Pourquoi un roman noir se passant à Nancy ?

Parce que j'y suis né et que j’y ai longtemps vécu. Parce que je l’ai fuie.

Parce que les « terroristes » de Tarnac agissaient en province, si toutefois ils agissaient.

Et surtout parce que c’est ce qu’il advient du signifiant (le retour).
Le signifiant géographique, en l’occurrence. Tout roman français se passe par défaut à Paris. Toute autre localisation introduit du sens, assez grossièrement. Par exemple, Marseille = soleil + accent + pastis. Ou Nord = accent + grisaille + prolétariat. A un niveau secondaire, Nice = Jean-Claude Izzo, car celui-ci a donné du sens à sa ville, et il devient ensuite possible d’être nuancé.

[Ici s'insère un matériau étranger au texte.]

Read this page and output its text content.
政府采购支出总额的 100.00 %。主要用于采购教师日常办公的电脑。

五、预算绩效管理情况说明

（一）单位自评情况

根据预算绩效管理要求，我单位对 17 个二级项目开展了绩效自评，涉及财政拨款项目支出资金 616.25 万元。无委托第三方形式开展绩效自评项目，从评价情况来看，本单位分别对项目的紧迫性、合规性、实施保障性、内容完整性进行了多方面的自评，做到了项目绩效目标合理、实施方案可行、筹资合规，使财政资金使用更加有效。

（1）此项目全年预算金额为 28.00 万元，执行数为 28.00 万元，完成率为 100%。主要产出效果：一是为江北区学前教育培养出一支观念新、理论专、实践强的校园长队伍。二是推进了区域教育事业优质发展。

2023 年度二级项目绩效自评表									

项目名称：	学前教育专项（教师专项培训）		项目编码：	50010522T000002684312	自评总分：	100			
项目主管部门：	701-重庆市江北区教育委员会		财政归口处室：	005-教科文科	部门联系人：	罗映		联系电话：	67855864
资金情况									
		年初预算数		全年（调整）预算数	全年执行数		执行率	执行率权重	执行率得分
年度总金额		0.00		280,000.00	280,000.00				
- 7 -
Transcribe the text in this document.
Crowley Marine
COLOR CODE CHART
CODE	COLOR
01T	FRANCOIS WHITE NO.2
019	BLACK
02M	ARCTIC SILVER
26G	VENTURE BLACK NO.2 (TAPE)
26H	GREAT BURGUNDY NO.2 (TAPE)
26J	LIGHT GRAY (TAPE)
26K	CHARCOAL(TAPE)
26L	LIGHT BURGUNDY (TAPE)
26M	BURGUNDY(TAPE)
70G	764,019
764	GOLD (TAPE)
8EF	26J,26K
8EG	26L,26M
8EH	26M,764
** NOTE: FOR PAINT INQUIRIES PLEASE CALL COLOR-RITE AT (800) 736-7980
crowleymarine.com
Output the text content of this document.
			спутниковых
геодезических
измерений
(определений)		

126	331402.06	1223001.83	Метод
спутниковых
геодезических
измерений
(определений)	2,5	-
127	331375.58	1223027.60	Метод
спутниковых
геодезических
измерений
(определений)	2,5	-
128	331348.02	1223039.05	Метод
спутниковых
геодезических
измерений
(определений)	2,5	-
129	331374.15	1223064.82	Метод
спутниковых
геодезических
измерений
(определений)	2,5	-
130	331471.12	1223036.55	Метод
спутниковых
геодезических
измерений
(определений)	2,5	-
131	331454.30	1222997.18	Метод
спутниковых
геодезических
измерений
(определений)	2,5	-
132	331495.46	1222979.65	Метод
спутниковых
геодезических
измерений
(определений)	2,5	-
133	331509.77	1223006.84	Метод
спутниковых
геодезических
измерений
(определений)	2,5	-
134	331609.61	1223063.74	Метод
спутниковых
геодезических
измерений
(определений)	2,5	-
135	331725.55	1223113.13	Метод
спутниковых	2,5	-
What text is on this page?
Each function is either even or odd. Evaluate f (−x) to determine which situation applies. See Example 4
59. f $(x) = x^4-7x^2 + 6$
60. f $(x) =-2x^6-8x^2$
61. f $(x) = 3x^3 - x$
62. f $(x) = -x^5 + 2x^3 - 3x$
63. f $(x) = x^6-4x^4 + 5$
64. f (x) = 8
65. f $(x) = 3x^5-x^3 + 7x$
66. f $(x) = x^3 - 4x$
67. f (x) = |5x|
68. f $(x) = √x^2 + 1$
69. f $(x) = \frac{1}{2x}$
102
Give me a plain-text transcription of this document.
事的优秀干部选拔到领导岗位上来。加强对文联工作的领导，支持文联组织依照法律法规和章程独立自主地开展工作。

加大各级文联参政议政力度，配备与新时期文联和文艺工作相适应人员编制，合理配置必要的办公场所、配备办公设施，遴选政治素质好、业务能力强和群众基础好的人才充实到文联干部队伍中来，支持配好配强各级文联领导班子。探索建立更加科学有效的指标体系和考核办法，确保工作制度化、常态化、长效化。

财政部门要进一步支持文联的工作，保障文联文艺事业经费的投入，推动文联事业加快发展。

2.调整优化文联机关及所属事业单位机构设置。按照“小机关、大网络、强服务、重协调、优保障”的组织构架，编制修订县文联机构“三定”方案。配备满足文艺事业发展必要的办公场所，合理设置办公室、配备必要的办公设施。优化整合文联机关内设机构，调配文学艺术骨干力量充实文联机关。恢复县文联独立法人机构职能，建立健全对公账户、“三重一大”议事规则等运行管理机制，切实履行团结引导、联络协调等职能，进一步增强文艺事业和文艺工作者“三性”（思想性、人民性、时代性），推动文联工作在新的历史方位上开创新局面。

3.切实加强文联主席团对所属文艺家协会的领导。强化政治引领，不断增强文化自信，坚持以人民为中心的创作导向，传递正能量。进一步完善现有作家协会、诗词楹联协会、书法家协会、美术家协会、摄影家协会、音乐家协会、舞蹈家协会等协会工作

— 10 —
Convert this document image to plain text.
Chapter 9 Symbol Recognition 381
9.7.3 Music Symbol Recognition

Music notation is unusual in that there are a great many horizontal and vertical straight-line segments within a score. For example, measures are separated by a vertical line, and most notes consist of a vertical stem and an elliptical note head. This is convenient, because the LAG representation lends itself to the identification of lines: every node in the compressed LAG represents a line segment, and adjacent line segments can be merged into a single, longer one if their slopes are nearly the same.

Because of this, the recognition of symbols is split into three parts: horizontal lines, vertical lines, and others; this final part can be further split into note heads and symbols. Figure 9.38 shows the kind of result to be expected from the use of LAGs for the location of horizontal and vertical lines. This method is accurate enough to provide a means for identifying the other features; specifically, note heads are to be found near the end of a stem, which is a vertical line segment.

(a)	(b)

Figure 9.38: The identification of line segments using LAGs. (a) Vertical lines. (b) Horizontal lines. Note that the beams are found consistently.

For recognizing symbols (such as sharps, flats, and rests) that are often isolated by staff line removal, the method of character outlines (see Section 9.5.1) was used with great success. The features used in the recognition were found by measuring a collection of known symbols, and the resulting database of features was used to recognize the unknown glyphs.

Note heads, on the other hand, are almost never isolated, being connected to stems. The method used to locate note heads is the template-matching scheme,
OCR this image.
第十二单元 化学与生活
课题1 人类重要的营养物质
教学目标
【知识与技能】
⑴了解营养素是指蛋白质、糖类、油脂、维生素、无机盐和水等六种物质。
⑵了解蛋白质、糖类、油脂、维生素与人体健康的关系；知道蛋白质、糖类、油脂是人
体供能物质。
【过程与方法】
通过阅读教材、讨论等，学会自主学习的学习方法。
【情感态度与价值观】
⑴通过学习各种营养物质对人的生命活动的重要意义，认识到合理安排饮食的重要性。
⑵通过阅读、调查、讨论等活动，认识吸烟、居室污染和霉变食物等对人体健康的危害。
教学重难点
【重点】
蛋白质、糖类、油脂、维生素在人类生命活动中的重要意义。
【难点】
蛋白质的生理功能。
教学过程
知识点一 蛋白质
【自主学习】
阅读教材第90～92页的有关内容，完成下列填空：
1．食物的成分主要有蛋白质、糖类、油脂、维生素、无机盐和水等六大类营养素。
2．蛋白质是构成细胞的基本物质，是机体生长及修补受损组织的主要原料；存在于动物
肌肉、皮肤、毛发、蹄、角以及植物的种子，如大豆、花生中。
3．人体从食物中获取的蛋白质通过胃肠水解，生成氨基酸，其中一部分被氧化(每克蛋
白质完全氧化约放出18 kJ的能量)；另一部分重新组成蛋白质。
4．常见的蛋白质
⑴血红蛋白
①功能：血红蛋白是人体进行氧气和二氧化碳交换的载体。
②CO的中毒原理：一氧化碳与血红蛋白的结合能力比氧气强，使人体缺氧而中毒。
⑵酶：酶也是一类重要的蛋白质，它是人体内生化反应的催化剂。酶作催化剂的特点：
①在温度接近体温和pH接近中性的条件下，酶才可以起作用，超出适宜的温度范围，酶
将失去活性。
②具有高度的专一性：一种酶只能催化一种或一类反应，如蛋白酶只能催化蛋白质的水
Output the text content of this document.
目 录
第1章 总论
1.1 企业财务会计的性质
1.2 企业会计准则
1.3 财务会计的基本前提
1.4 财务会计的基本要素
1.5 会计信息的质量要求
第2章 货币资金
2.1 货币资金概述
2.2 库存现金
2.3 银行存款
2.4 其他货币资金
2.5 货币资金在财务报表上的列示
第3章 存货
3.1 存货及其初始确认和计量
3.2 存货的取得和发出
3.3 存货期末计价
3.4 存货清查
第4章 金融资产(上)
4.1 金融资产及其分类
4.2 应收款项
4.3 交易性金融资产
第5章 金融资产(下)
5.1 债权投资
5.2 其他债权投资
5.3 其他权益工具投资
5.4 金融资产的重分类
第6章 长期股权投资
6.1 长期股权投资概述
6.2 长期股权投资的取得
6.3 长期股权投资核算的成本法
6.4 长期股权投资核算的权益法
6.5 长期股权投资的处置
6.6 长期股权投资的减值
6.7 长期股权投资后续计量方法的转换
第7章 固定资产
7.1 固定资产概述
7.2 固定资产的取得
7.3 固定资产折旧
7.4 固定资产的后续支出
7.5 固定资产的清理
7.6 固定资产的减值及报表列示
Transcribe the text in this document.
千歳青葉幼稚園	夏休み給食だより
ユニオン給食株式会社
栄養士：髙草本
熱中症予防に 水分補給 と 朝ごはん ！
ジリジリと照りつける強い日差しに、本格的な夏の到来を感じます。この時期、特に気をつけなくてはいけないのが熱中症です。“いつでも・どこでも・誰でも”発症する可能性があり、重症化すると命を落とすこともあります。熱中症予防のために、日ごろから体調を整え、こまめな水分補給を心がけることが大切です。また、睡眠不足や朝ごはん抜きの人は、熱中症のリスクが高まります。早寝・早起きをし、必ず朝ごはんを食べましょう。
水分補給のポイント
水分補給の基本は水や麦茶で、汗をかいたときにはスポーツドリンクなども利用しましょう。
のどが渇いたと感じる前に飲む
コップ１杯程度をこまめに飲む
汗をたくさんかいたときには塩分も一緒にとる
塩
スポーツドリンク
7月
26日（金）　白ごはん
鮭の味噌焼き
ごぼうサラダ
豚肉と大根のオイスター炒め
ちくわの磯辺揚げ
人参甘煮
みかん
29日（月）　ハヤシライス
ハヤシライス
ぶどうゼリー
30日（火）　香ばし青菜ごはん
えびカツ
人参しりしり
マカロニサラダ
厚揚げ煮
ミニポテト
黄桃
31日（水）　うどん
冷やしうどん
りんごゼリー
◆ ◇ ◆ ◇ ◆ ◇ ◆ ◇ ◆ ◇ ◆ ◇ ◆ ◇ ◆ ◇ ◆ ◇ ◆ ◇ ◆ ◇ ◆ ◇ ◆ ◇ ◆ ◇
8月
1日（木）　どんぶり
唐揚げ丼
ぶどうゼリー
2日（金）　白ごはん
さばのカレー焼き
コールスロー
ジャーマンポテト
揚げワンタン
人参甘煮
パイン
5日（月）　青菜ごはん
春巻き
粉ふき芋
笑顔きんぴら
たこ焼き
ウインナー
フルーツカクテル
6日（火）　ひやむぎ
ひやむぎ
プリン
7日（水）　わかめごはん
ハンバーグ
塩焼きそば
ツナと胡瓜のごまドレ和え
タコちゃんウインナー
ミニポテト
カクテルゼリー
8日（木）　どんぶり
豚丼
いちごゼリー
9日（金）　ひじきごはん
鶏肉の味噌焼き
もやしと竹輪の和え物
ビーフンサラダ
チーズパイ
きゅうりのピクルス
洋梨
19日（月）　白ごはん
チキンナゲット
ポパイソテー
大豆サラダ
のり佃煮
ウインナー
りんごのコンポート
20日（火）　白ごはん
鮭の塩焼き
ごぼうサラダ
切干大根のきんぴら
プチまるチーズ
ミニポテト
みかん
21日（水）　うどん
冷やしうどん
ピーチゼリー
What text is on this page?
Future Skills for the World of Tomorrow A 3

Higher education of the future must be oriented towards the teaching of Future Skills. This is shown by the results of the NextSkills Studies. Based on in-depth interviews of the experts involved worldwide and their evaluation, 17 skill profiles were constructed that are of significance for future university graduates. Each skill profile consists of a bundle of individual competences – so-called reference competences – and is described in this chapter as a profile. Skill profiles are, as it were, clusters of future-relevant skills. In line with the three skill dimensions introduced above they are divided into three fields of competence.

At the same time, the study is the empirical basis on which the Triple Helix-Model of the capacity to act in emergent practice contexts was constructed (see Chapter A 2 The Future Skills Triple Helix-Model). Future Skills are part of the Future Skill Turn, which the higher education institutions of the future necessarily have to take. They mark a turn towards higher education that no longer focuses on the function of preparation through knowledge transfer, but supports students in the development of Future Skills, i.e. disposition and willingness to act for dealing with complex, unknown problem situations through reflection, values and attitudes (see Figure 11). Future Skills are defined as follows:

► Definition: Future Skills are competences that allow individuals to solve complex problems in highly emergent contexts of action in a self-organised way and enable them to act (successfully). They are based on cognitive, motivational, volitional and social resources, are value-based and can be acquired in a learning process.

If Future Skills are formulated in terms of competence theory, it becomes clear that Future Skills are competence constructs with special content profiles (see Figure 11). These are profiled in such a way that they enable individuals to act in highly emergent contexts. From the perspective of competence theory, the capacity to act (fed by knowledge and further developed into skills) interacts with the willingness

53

Autrement dit, un roman qui montre Tours, Nancy ou Limoges doit expliquer ce choix et sa polarisation par rapport à la capitale. Si son auteur a autre chose à foutre, il le situe à Paris ou dans un lieu anonyme. Car le signifiant-ville produit du sens lourdement et fastidieusement.

Or Nancy ne signifie presque rien. C’est l’Est, c’est gris et triste, et ensuite ? Le Bordelais cultivé pensera au mieux à ce que dit la première page de Je suis un terroriste : la « patrie des mirabelles et des macarons, de Stanislas et de Rossinot, de Virginie Despentes et de C. Jérôme. » (Cliquez svp.)

Par ces mots s’expriment les clichés. Pour le reste, Nancy est parfaite pour des marginaux, des ratés, des velléitaires qui ont préféré picoler et se la couler douce que se mettre au boulot pour satisfaire leurs ambitions : une nana qui photographie des pigeons crevés ; un guitariste et un chanteur rock, dont un mort ; un intellectuel espérant que ses fanzines postmodernes seront lus au Café de Flore. En bref, ils sont ridicules.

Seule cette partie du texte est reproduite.